I do think that dynamic experiences on the web are going to be so critical, especially with how people are now searching, and what people are expecting of their digital experiences.
Tong believes that AI search engines are flipping marketing on its head, and businesses that were built on SEO will have to change. She says:
There are businesses whose entire job is to maximize how you land on a search result. If a whole percentage of that is going away, you're going to have to optimize against a smaller percentage. And the big question is how do you do the equivalent for an AI search engine? For example, when you search something that Gemini supports, you'll see the AI overview, and then you'll see four or five ads. And so even in the first page, you don't see any organic search results that you would have in SEO. So it just completely flips.
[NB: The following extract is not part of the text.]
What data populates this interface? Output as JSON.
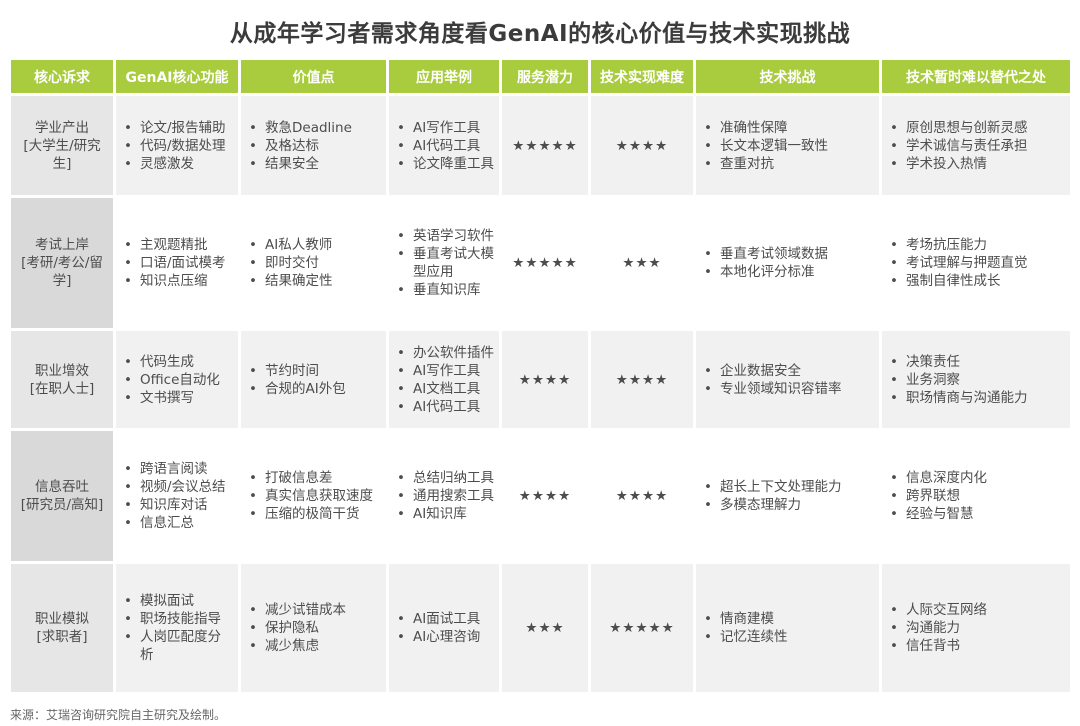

She believes marketing directors will have to measure success very differently, versus what they used to measure in terms of search volume, click-through rates from search to website, and conversion rates of those clicks into purchases. She concludes:
It's not that people's interest in your product has gone down, but the way that they find it is different. With your website you have to find out how traffic is coming, and you have to make up for the difference with your conversion rate. These people have probably done more research, probably know more about you when they hit your website than they did before. So why would you treat them as if they were a new person who's never met you, and why would you just drop them on your homepage?
A lot of AI talk is about empowering staff, and improving efficiencies and ROI. For marketing leaders the challenge is clear. The increase in AI-enabled searches and reduced website visitor numbers means they have to think differently. Clicks no longer matter as much as having better, data-driven personalization and more dynamic website experiences.